Прежде чем Кейд смог рассмотреть путь, шум двигателя и тряска вернулись с удвоенной силой. Алекс вновь ускорилась, но шум и дрожь не прекратились.
- Что происходит?
- Мне нужно немедленно посадить самолет, - сказала она. - Ниже находятся владения Тулэка. Я попытаюсь приземлиться настолько близко, насколько смогу.
- Хорошо, - сказал Кейд, выглядывая из окна на землю, которая приближалась быстрее, чем ему нравилось. – Просто попытайся аккуратно посадить его. Я не вижу ничего, подходящего для посадочной полосы.

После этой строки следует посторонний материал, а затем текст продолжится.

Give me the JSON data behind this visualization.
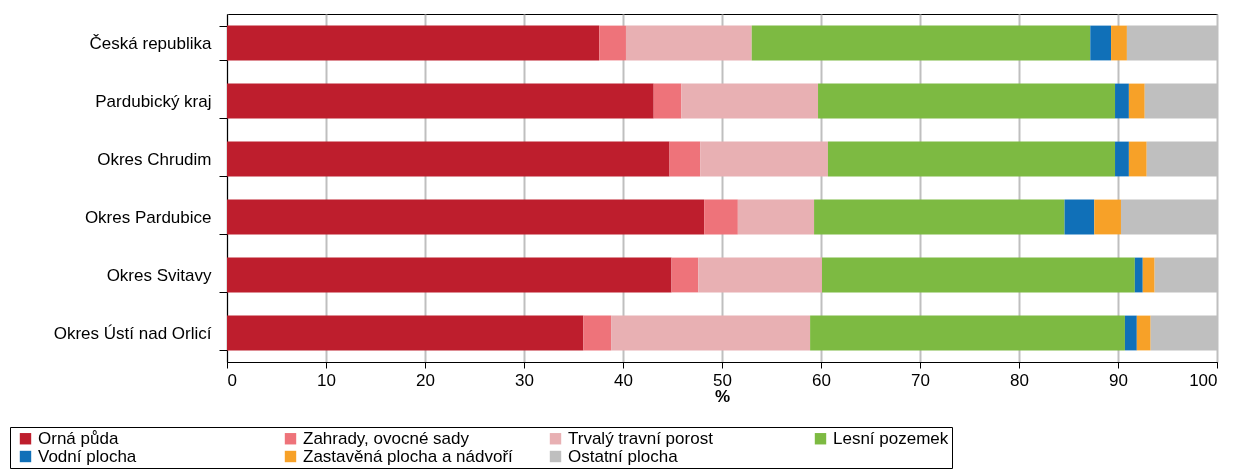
{
  "chart_data": {
    "type": "bar",
    "orientation": "horizontal",
    "stacked": true,
    "xlabel": "%",
    "xlim": [
      0,
      100
    ],
    "xticks": [
      0,
      10,
      20,
      30,
      40,
      50,
      60,
      70,
      80,
      90,
      100
    ],
    "grid": "x",
    "legend": "bottom",
    "categories": [
      "Česká republika",
      "Pardubický kraj",
      "Okres Chrudim",
      "Okres Pardubice",
      "Okres Svitavy",
      "Okres Ústí nad Orlicí"
    ],
    "series": [
      {
        "name": "Orná půda",
        "color": "#be1e2d",
        "values": [
          37.6,
          43.1,
          44.7,
          48.2,
          44.9,
          36.0
        ]
      },
      {
        "name": "Zahrady, ovocné sady",
        "color": "#ee737a",
        "values": [
          2.7,
          2.8,
          3.1,
          3.4,
          2.7,
          2.8
        ]
      },
      {
        "name": "Trvalý travní porost",
        "color": "#e8b0b3",
        "values": [
          12.7,
          13.8,
          12.9,
          7.7,
          12.5,
          20.1
        ]
      },
      {
        "name": "Lesní pozemek",
        "color": "#7dba42",
        "values": [
          34.2,
          30.0,
          29.0,
          25.3,
          31.6,
          31.8
        ]
      },
      {
        "name": "Vodní plocha",
        "color": "#1070b8",
        "values": [
          2.1,
          1.4,
          1.4,
          3.0,
          0.8,
          1.2
        ]
      },
      {
        "name": "Zastavěná plocha a nádvoří",
        "color": "#f7a128",
        "values": [
          1.6,
          1.6,
          1.8,
          2.7,
          1.2,
          1.4
        ]
      },
      {
        "name": "Ostatní plocha",
        "color": "#bfbfbf",
        "values": [
          9.1,
          7.3,
          7.1,
          9.7,
          6.3,
          6.7
        ]
      }
    ]
  }
}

Он не должен беспокоиться. Алекс опустила дрожащий самолет на его лыжи в мягком скольжении, умело пропуская несколько древних елей, которые, казалось, материализовались из темноты, когда они лавировали по рыхлому снегу. Домик сейчас был прямо перед ними, но Алекс замедлила Beaver, аккуратно направляя его к малой, чертовски плотной и драгоценной земле для резкого приземления.
- Иисусе, он был так близко, - сказал он, когда они остановились на снегу.

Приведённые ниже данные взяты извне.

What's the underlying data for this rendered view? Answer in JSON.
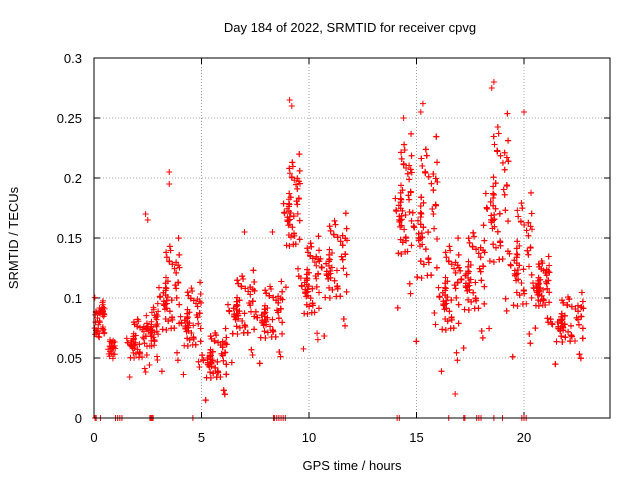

- Ты так думаешь? – Удивленное выражение Алекс говорило красноречивее всяких слов, когда она заглушила двигатель.
Она поднялась, и Kейд последовал за ней до двигателя. Она всмотрелась внутрь. - Черт возьми. Ну, это объясняет проблему. Несколько винтов, должно быть, расшатались вокруг обтекателя двигателя и выпали.
Кейд знал об обтекателях в машинах столько же, сколько и о вязании. В его планы не входила проблема с самолетом, из-за которой он застрянет здесь с Алекс на несколько часов. Или, еще лучше, на несколько ночей.
- Итак, ты говоришь мне, что мы здесь обосновались, пока не получим помощи?
- Ты смотришь на помощь, - сказал она, стрельнув в него усмешкой, когда вернулась, чтобы захватить свой комплект инструментов из грузового отсека в самолете.
Время, проведенное Кейдом с ней на дальнем расстоянии, должно было позволить раз и навсегда разобраться с тем, что она знала об убийствах Toмсов. Теперь, после той полуправды, что она рассказала относительно своей матери и брата, у него была и другая причина расспросить ее. И он сказал себе, что, если действительно оказалось, что Алекс знала что-то о существовании Рода— и, тем более, если это знание имело какое-либо отношение к утрате членов ее семьи во Флориде, — тогда освобождение ее памяти от этого бремени сделает ее добрее.
Но это не было его миссией. Он попытался убедить себя, что так и было, но обязанность быстро заняла второе место, как только он достиг дома Алекса сегодня. То, как его пульс ускорялся возле этой женщины, безусловно, не было частью его плана. Его сердце все еще нервно билось от внезапного приземления, но, когда Алекс вернулась туда, где он стоял, выглядя умной и способной и, проклятье, слишком восхитительной, когда отправилась, чтобы поколдовать над двигателем, удары в его груди превратились в тяжелую пульсацию.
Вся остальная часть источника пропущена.